Flaring is now being discussed in the context of needing to regulate oil production; however, without additional regulations, wellhead flaring has declined by about 50%, according to Rystad’s estimates. Exxon Mobil Corp., which had a high flaring intensity as it expanded in areas without infrastructure, was among the companies showing improvement.

The energy consultancy group reported this month that basin-wide gas flaring dropped to about 700 million cubic feet per day (MMcf/d) in first-quarter 2020, with 550 MMcf/d flared at the wellhead, down from about 800 MMcf/d in fourth-quarter 2018.

Source: Rystad Energy

“As a percentage of gas production, it will decline even more,” Abramov said, negating the need to include flaring in any proration efforts.

The firm’s data show more than 5% of produced gas at the wellhead was flared in fourth-quarter 2018. That dropped to 2.8% by first-quarter 2020.

Source: Rystad Energy

“With this in mind, if the railroad commission were to apply some stricter regulations, this is the perfect timing because very few companies will complain about flaring regulations during the downturn,” Abramov said. “Flaring is already declining naturally so they will be able to comply with any regulations quite easily.”

Ovintiv Inc. opposes proration in Texas but supports continued flaring reduction.

“The only time you’ll see our company flaring is when there are operational upsets,” Ovintiv CEO Doug Suttles said last week.
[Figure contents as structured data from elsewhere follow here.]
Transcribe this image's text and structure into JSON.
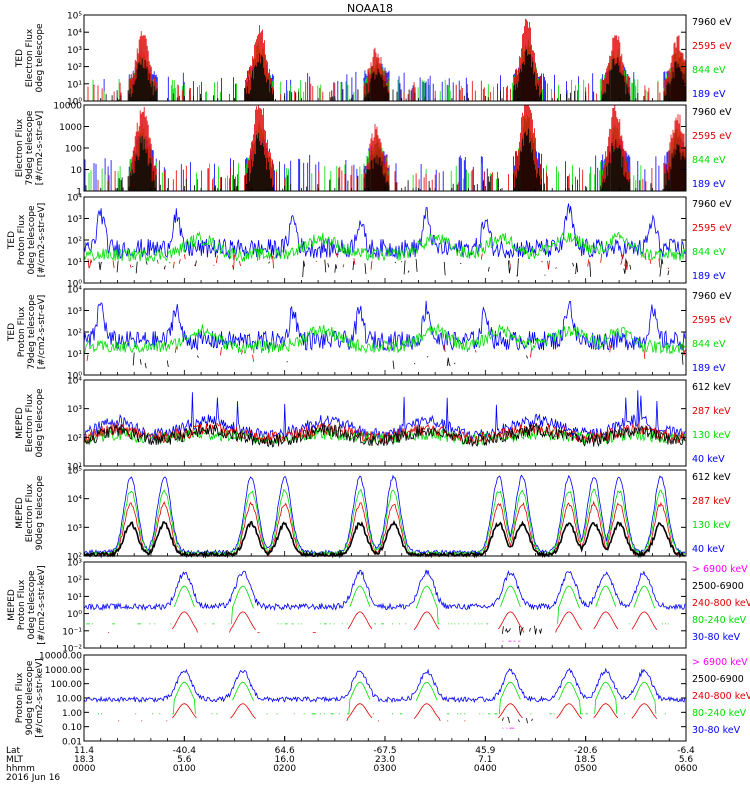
{
  "title": "NOAA18",
  "colors": {
    "black": "#000000",
    "red": "#e00000",
    "green": "#00dd00",
    "blue": "#0000ff",
    "magenta": "#ff00ff"
  },
  "chart_data": {
    "type": "multi-panel-timeseries",
    "panels": [
      {
        "ylabel": [
          "TED",
          "Electron Flux",
          "0deg telescope"
        ],
        "yticks": [
          "10⁰",
          "10¹",
          "10²",
          "10³",
          "10⁴",
          "10⁵"
        ],
        "ylog": [
          0,
          5
        ],
        "legend": [
          {
            "label": "7960 eV",
            "color": "#000000"
          },
          {
            "label": "2595 eV",
            "color": "#e00000"
          },
          {
            "label": "844 eV",
            "color": "#00dd00"
          },
          {
            "label": "189 eV",
            "color": "#0000ff"
          }
        ],
        "kind": "ted_e"
      },
      {
        "ylabel": [
          "Electron Flux",
          "79deg telescope",
          "[#/cm2-s-str-eV]"
        ],
        "yticks": [
          "1",
          "10",
          "100",
          "1000",
          "10000"
        ],
        "ylog": [
          0,
          4
        ],
        "legend": [
          {
            "label": "7960 eV",
            "color": "#000000"
          },
          {
            "label": "2595 eV",
            "color": "#e00000"
          },
          {
            "label": "844 eV",
            "color": "#00dd00"
          },
          {
            "label": "189 eV",
            "color": "#0000ff"
          }
        ],
        "kind": "ted_e"
      },
      {
        "ylabel": [
          "TED",
          "Proton Flux",
          "0deg telescope",
          "[#/cm2-s-str-eV]"
        ],
        "yticks": [
          "10⁰",
          "10¹",
          "10²",
          "10³",
          "10⁴"
        ],
        "ylog": [
          0,
          4
        ],
        "legend": [
          {
            "label": "7960 eV",
            "color": "#000000"
          },
          {
            "label": "2595 eV",
            "color": "#e00000"
          },
          {
            "label": "844 eV",
            "color": "#00dd00"
          },
          {
            "label": "189 eV",
            "color": "#0000ff"
          }
        ],
        "kind": "ted_p0"
      },
      {
        "ylabel": [
          "TED",
          "Proton Flux",
          "79deg telescope",
          "[#/cm2-s-str-eV]"
        ],
        "yticks": [
          "10⁰",
          "10¹",
          "10²",
          "10³",
          "10⁴"
        ],
        "ylog": [
          0,
          4
        ],
        "legend": [
          {
            "label": "7960 eV",
            "color": "#000000"
          },
          {
            "label": "2595 eV",
            "color": "#e00000"
          },
          {
            "label": "844 eV",
            "color": "#00dd00"
          },
          {
            "label": "189 eV",
            "color": "#0000ff"
          }
        ],
        "kind": "ted_p79"
      },
      {
        "ylabel": [
          "MEPED",
          "Electron Flux",
          "0deg telescope"
        ],
        "yticks": [
          "10¹",
          "10²",
          "10³",
          "10⁴"
        ],
        "ylog": [
          1,
          4.5
        ],
        "legend": [
          {
            "label": "612 keV",
            "color": "#000000"
          },
          {
            "label": "287 keV",
            "color": "#e00000"
          },
          {
            "label": "130 keV",
            "color": "#00dd00"
          },
          {
            "label": "40 keV",
            "color": "#0000ff"
          }
        ],
        "kind": "mep_e0"
      },
      {
        "ylabel": [
          "MEPED",
          "Electron Flux",
          "90deg telescope"
        ],
        "yticks": [
          "10²",
          "10³",
          "10⁴",
          "10⁵"
        ],
        "ylog": [
          2,
          5.3
        ],
        "legend": [
          {
            "label": "612 keV",
            "color": "#000000"
          },
          {
            "label": "287 keV",
            "color": "#e00000"
          },
          {
            "label": "130 keV",
            "color": "#00dd00"
          },
          {
            "label": "40 keV",
            "color": "#0000ff"
          }
        ],
        "kind": "mep_e90"
      },
      {
        "ylabel": [
          "MEPED",
          "Proton Flux",
          "0deg telescope",
          "[#/cm2-s-str-keV]"
        ],
        "yticks": [
          "10⁻²",
          "10⁻¹",
          "10⁰",
          "10¹",
          "10²",
          "10³"
        ],
        "ylog": [
          -2,
          3
        ],
        "legend": [
          {
            "label": "> 6900 keV",
            "color": "#ff00ff"
          },
          {
            "label": "2500-6900",
            "color": "#000000"
          },
          {
            "label": "240-800 keV",
            "color": "#e00000"
          },
          {
            "label": "80-240 keV",
            "color": "#00dd00"
          },
          {
            "label": "30-80 keV",
            "color": "#0000ff"
          }
        ],
        "kind": "mep_p0"
      },
      {
        "ylabel": [
          "Proton Flux",
          "90deg telescope",
          "[#/cm2-s-str-keV]"
        ],
        "yticks": [
          "0.01",
          "0.10",
          "1.00",
          "10.00",
          "100.00",
          "1000.00",
          "10000.00"
        ],
        "ylog": [
          -2,
          4
        ],
        "legend": [
          {
            "label": "> 6900 keV",
            "color": "#ff00ff"
          },
          {
            "label": "2500-6900",
            "color": "#000000"
          },
          {
            "label": "240-800 keV",
            "color": "#e00000"
          },
          {
            "label": "80-240 keV",
            "color": "#00dd00"
          },
          {
            "label": "30-80 keV",
            "color": "#0000ff"
          }
        ],
        "kind": "mep_p90"
      }
    ],
    "xaxis": {
      "row_labels": [
        "Lat",
        "MLT",
        "hhmm",
        "2016 Jun 16"
      ],
      "ticks": [
        {
          "lat": "11.4",
          "mlt": "18.3",
          "hhmm": "0000"
        },
        {
          "lat": "-40.4",
          "mlt": "5.6",
          "hhmm": "0100"
        },
        {
          "lat": "64.6",
          "mlt": "16.0",
          "hhmm": "0200"
        },
        {
          "lat": "-67.5",
          "mlt": "23.0",
          "hhmm": "0300"
        },
        {
          "lat": "45.9",
          "mlt": "7.1",
          "hhmm": "0400"
        },
        {
          "lat": "-20.6",
          "mlt": "18.5",
          "hhmm": "0500"
        },
        {
          "lat": "-6.4",
          "mlt": "5.6",
          "hhmm": "0600"
        }
      ],
      "range_minutes": [
        0,
        360
      ]
    }
  }
}
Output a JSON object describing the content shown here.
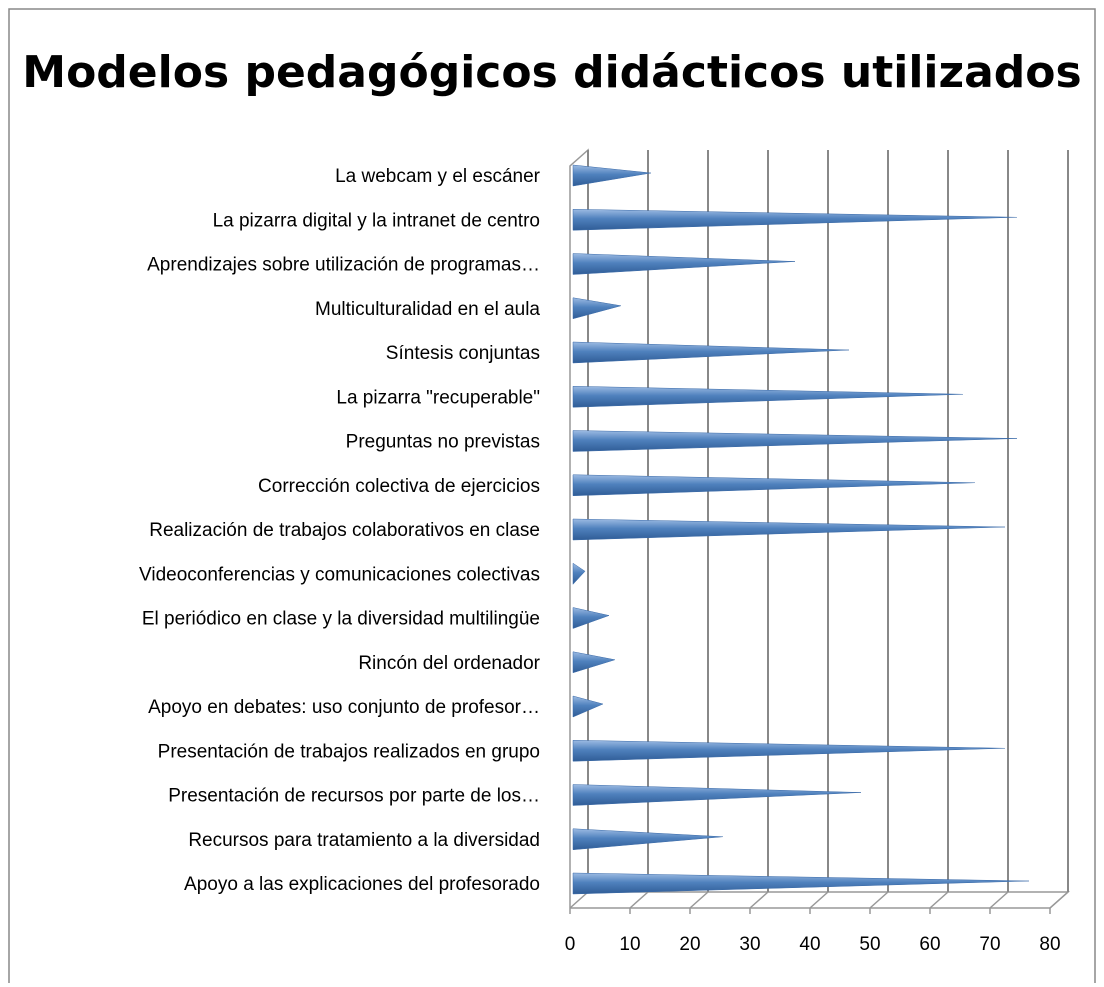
{
  "chart_data": {
    "type": "bar3d-cone",
    "orientation": "horizontal",
    "title": "Modelos pedagógicos didácticos utilizados",
    "categories": [
      "La webcam y el escáner",
      "La pizarra digital y la intranet de centro",
      "Aprendizajes sobre utilización de programas…",
      "Multiculturalidad en el aula",
      "Síntesis conjuntas",
      "La pizarra \"recuperable\"",
      "Preguntas no previstas",
      "Corrección colectiva de ejercicios",
      "Realización de trabajos colaborativos en clase",
      "Videoconferencias y comunicaciones colectivas",
      "El periódico en clase y la diversidad multilingüe",
      "Rincón del ordenador",
      "Apoyo en debates: uso conjunto de profesor…",
      "Presentación de trabajos realizados en grupo",
      "Presentación de recursos por parte de los…",
      "Recursos para tratamiento a la diversidad",
      "Apoyo a las explicaciones del profesorado"
    ],
    "values": [
      12,
      73,
      36,
      7,
      45,
      64,
      73,
      66,
      71,
      1,
      5,
      6,
      4,
      71,
      47,
      24,
      75
    ],
    "color": "#4f81bd",
    "xlim": [
      0,
      80
    ],
    "xticks": [
      0,
      10,
      20,
      30,
      40,
      50,
      60,
      70,
      80
    ],
    "grid": true
  }
}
The company has supported putting stricter flaring regulations in place. However, “I don’t believe it’s the right tool to manage this supply demand issue today.”

Todd Staples of the Texas Oil and Gas Association had a similar position.

“Flaring for curtailment issues is the wrong basis to be looking at for operational issues regarding wells,” Staples said. “Flaring is necessary for safety reasons. Flaring could be required because someone else in the supply chain had a glitch in their operations and then it backs all the way up to your well.”

During the hearing, Commissioner Ryan Sitton asked: “If we adopt the approach that economics is not part of our consideration of waste and someone were to argue that they want to flare because the economics are not good should we no longer consider that a viable argument?”

RELATED: Texas Regulator Names Companies With Highest Flaring Rate

Staples responded, saying: “Economics is a part of every conversation. … But I think we need to look at flaring on what is operationally acceptable.”

As for oil production cuts in Texas, Abramov doesn’t expect any action from commissioners as the request by Pioneer and Parsley is not supported by the majority of the industry. Low oil prices incentivize more shut-ins, he said, noting some producers have announced such moves in recent weeks.

Everything depends, from the global context, on how quickly global liquids demand recovers,” he said.

Abramov pointed out continued second-quarter demand detraction with COVID-19 and planned cuts by various oil-producing countries. “[Cuts] cannot be implemented as quickly as the market needs them,” he said. “I would expect a few more weeks of very depressed environment to trigger more widespread cuts but the market will ultimately balance itself.”